3.6. Monitoring ATP Hydrolysis Reaction

Apyrase (ATPase) is a magnesium-dependent enzyme that catalyzes the hydrolysis of ATP into AMP and inorganic phosphate [31]. Optimization of human apyrase has been proposed as a potential therapeutic strategy for arterial thrombosis based on its cardioprotective effect, rapid onset, and potent antiplatelet effect [32]. The sensitivity and selectivity of 5 towards ATP represents a promising platform to develop tools for monitoring apyrase activity. In the presence of 200 mU/mL of apyrase and ATP (20 μM), the probe 5 (10 μM) displays gradual enhancement in F₄₆₉/F₃₂₅ ratio until it reaches a plateau at ~10 min. Such response is attributed to the differential response of the probe 5 to ATP and its hydrolysis product AMP as previously demonstrated in Figure 4A. As shown in Figure 6, the variation in F₄₆₉/F₃₂₅ of 5 is dependent on the concentration of apyrase (ATPase) with smaller F₄₆₉/F₃₂₅ ratios at lower apyrase concentrations. Thus, these preliminary studies illustrate the potential utility of 5 in real-time monitoring of apyrase (ATPase) activity.

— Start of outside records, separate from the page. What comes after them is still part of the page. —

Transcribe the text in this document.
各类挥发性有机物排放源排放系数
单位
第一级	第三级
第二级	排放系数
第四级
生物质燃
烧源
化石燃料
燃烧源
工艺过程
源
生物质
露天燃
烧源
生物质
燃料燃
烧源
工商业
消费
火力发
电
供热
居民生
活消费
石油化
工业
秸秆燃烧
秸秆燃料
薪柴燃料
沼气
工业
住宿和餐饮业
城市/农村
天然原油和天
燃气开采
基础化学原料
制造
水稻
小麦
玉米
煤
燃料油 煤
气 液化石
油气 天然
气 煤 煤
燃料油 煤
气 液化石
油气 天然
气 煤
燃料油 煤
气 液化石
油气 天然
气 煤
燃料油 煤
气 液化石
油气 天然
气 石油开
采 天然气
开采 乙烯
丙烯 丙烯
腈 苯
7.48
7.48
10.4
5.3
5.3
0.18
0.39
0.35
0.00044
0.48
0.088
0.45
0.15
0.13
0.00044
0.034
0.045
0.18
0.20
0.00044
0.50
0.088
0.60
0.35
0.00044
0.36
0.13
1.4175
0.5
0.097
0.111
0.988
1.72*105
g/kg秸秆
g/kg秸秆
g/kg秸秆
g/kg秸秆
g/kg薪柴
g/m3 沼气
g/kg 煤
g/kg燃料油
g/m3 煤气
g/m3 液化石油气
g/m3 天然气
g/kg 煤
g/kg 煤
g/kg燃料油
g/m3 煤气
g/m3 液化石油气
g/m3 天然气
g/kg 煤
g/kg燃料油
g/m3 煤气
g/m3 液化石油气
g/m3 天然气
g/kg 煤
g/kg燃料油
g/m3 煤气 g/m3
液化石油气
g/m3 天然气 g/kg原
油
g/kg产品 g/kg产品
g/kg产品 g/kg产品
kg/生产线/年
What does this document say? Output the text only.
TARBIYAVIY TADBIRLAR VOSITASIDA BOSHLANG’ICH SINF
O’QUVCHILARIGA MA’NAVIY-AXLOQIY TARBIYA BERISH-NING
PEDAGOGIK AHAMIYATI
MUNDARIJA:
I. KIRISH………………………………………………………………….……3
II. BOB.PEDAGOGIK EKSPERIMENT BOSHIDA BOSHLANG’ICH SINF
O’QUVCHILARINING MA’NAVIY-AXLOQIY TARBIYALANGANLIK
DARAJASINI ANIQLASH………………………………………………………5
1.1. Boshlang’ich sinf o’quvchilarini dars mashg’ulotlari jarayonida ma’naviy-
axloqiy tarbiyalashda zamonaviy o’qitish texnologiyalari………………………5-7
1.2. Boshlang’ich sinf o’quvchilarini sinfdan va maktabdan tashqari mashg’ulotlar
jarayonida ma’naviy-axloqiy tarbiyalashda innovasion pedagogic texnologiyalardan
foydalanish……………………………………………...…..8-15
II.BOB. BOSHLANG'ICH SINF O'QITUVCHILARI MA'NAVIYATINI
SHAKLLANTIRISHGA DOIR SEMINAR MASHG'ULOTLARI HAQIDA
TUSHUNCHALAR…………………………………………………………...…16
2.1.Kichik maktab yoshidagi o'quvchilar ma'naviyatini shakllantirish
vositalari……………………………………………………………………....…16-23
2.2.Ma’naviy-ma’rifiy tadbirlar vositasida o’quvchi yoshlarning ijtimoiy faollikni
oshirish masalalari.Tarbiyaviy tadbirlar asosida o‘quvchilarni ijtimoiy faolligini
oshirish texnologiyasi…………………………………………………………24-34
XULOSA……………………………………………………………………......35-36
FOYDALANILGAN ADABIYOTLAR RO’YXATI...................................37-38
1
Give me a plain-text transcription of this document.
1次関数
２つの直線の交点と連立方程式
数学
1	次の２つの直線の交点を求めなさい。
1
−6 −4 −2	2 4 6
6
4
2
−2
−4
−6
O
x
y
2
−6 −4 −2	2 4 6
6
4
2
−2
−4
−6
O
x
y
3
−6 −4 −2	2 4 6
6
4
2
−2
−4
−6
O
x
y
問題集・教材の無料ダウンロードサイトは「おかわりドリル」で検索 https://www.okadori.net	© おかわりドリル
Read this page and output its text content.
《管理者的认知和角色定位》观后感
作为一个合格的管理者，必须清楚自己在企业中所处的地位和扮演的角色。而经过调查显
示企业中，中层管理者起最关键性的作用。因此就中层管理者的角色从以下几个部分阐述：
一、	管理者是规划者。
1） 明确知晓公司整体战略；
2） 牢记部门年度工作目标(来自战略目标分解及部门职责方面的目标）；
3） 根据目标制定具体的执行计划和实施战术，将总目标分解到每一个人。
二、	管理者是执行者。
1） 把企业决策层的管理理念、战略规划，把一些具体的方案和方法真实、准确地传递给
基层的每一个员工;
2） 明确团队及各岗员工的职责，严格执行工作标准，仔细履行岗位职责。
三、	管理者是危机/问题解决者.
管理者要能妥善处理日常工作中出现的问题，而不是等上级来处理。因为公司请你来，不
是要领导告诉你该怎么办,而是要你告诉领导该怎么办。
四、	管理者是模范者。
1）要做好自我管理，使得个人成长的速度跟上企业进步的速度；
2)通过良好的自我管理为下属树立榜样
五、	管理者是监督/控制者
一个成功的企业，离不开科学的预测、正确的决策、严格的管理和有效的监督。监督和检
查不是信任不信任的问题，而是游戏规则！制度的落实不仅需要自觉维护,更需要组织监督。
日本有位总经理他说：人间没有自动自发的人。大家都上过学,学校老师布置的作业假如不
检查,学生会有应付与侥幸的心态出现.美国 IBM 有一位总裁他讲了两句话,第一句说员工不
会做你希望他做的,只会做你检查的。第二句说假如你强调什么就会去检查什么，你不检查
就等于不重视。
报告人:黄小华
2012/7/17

3.7. Computational Studies

The stable conformers of probe 5 and ATP were optimized further at DFT level using Gaussian 16 quantum chemical program. The optimized structure of 5 and ATP are displayed in Figure 7A,B, respectively. Analysis of the stable structure of 5:ATP complex revealed that the negatively charged oxygens of two phosphate groups in ATP exhibit electrostatic interactions with positively charged ammonium center in probe 5 with distances less than 4 A° as shown in Figure 7C.

4. Conclusions

In this study, a novel FRET sensor is introduced based on hybridization of coumarin and benzothiazole. The sensor exhibited remarkable sensitivity and selectivity to ATP in comparison to other NPP anions as well as a pool of 11 anions. Job plot analysis, Dynamic light scattering (DLS), and computational studies were employed to investigate the potential binding interaction between the probe 5 and ATP in aqueous solution. Interestingly, the probe revealed promising potential for real-time monitoring of ATP hydrolysis reactions which holds promise for future design and development of biological assays based on the reported FRET sensor 5.